Charles Hoskinson says the US crypto bill could take 15 years and favor the incumbents

Cardano and Midnight founder Charles Hoskinson said proposed US crypto legislation could take more than a decade to implement, fail to survive political changes and structurally favor new players while benefiting established cryptocurrencies.

The Digital Asset Market CLARITY Act is still being negotiated in Congress, with lawmakers circulating updated text and trying to close the final loopholes. While a compromise on the stablecoin dividend appears close, other issues, including decentralized finance and Democratic political demands, remain unresolved, leaving the bill lacking a full Senate vote for now.

“Even if it passes, it will take many years of rulemaking,” he told CoinDesk, warning that the process could stretch to “15 years of rulemaking and slow rolling.” He also warned that politicians could weaponize the law depending on who is in power, Democrats or Republicans.

“It’s also unlikely to survive this administration,” Hoskinson said. “If Democrats win in 2029, there are avenues in the existing text that they can use to weaponize the CLARITY Act,”

The collapse of FTX made the Democrats hostile

Hoskinson said the current regulatory environment is a direct result of the collapse of Sam Bankman-Fried’s crypto exchange FTX, which he believes has turned how Democrats viewed crypto from good to bad.

“Back then, we had relatively good bipartisan support,” he said, referring to previous legislative efforts.

“The challenge was that FTX blew up, and then the Democrats went from crypto-curious to crypto-hostile, and then they started a three-year campaign and really hurt the industry.”

The fallout created political risk for the legislators.

“It said, wait, if we take pictures with these guys, we could be taking pictures with people in jail next year. That’s bad for us,” Hoskinson said, adding that FTX’s prominence compounded the damage.

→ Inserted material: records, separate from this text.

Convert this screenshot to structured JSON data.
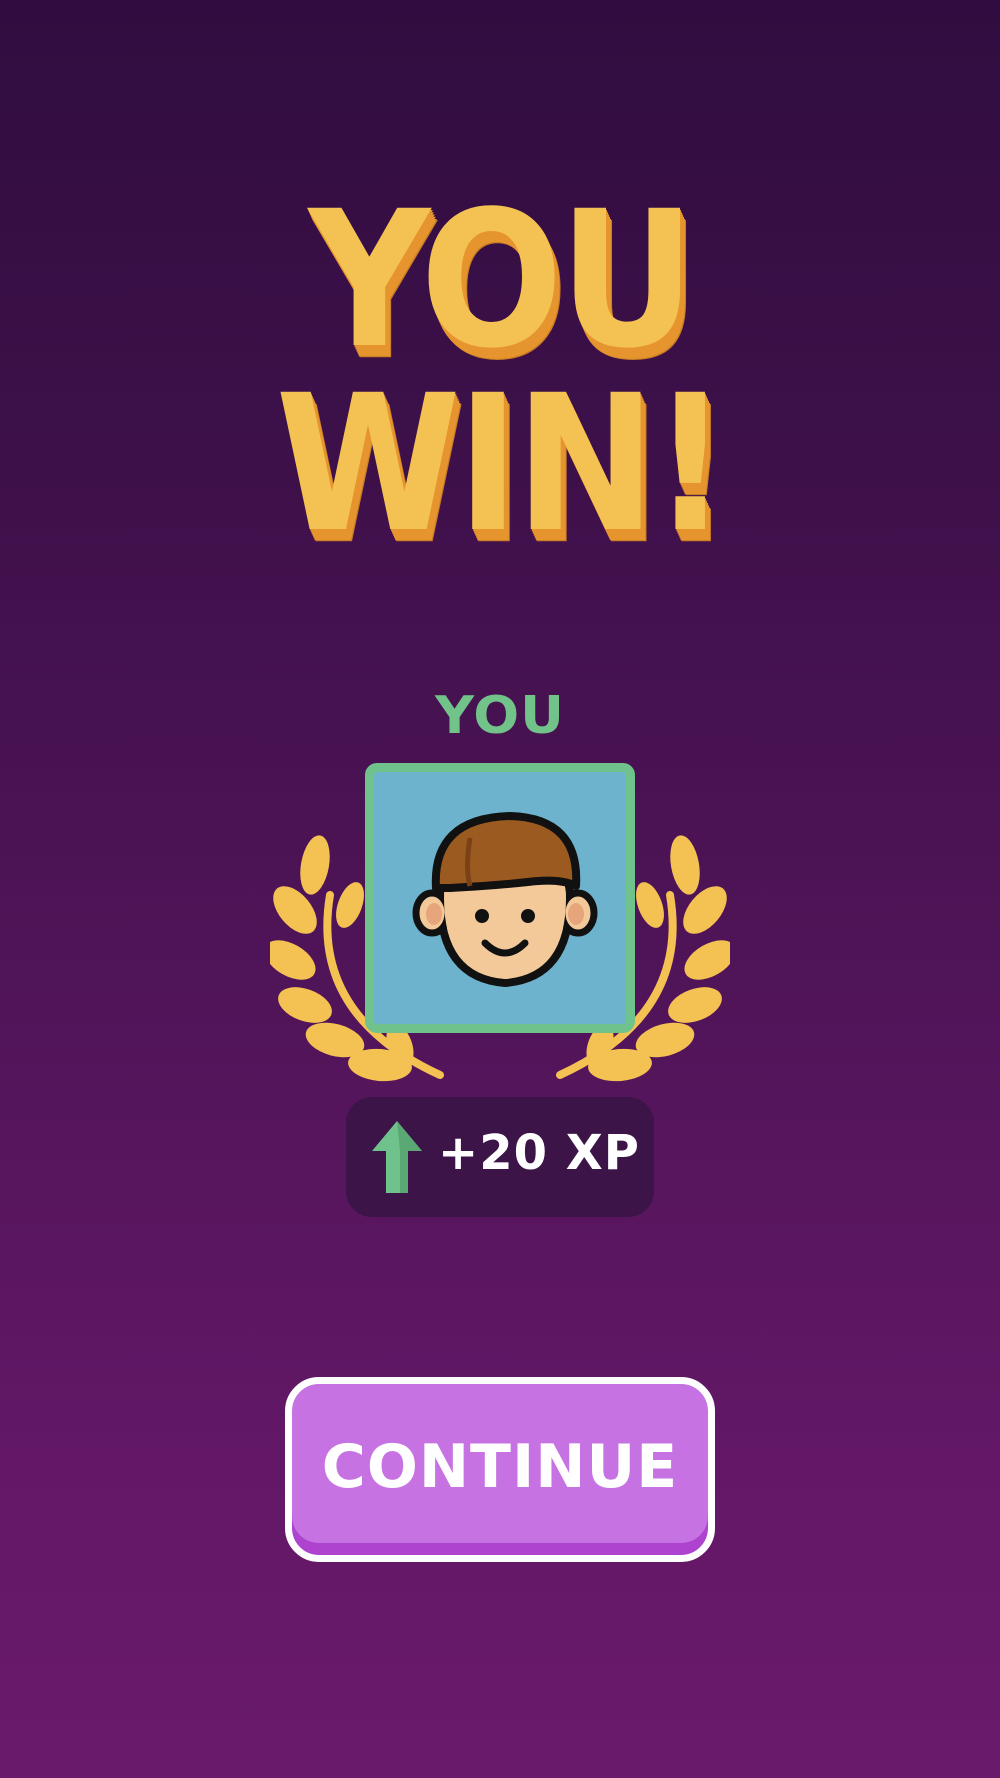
{
  "screen": {
    "title_line1": "YOU",
    "title_line2": "WIN!"
  },
  "player": {
    "label": "YOU",
    "avatar_icon": "smiling-boy-face-icon"
  },
  "reward": {
    "icon": "green-up-arrow-icon",
    "text": "+20 XP"
  },
  "actions": {
    "continue_label": "CONTINUE"
  },
  "colors": {
    "background_top": "#300d40",
    "background_bottom": "#6a1a6a",
    "title_gold": "#f4c153",
    "title_shadow": "#e6952e",
    "player_green": "#72c38a",
    "avatar_bg": "#6db3cd",
    "button_purple": "#c672e3"
  }
}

“FTX sponsored Tom Brady. It was a very mainstream project,” Hoskinson said. “It really hurt the public perception of crypto.”

A regulatory trap for newcomers

Hoskinson said one of his biggest concerns with the current regulatory approach is that it treats new crypto projects as securities by default. “I’m not happy with every new project starting as a security by default.”

Under the current structure, projects may struggle to ever leave that classification, Hoskinson said. “There are all kinds of parliamentary procedures that they can use to basically slow down any approval,” he said. “The SEC has no incentive to ever upgrade anything from being a security to a non-security.”

He said the result is a system that favors existing cryptocurrencies while making it harder for new ones to emerge. “Cardano will do well, XRP will do well, Ethereum will do well,” he said. “But future projects can’t compete. They can never grow in ownership and liquidity. It’s efficient to do an IPO, and it’s absurd for that.”

The debate focused on the wrong problem

Hoskinson also criticized the current industry debate surrounding the legislation, saying it is centered on less important issues. “The only problem that people seem to have is whether stablecoins pay returns or not,” he said. “It’s like setting the house on fire and then complaining about the length of the grass. It’s so irrelevant to the root of where we got here.”

More broadly, Hoskinson described the legislation as overly complex and poorly constructed.

“If you try to do everything in one piece of legislation, you’re going to end up with a kind of Frankenstein’s monster,” he said. And more importantly, policy makers lack the technical expertise to regulate crypto effectively. “Regulation has no technical people in the room.”

Driven by politics, not politics

Hoskinson said the political dynamic has made bipartisan cooperation increasingly difficult.

“The crypto industry strongly embraced Trump. It was less philosophical and more existential,” he said, pointing to enforcement actions under former Securities and Exchange Commission (SEC) Chairman Gary Gensler.

At the same time, he said crypto has become politically polarized. “Trump destroyed any notion of bipartisanship. It turned crypto into a partisan conversation.”

He pointed to messages from Democrats that framed crypto negatively. “They talk about topics. Crypto equals corruption equals Trump.” The existing dynamic makes it difficult for lawmakers to publicly support legislation while campaigning against the industry, he said.

Domestic approach to a global industry

Hoskinson said lawmakers have failed to consider that crypto is decentralized and therefore globalized. But there is no attempt to globalize the regulatory framework, he said.

He believes that political decision-makers should adapt to the framework in Europe, the Middle East and Asia. “You have to look at MiCA, Abu Dhabi, Japan, Singapore and say, okay, what are they doing?”

The Cardano founder said that without that coordination, US regulations could become incompatible with global markets. “You end up with an American standard, but it won’t be compatible with the European standard.”

‘We almost had a window’

Hoskinson said he views the current situation as a missed opportunity to build workable, bipartisan legislation. “We almost had a window.” However, he now believes that the crypto industry will face uncertainty in the near future, explaining that everyone seems to find something they don’t like.

“And now I don’t believe it will pass, and even if it does…” he concluded.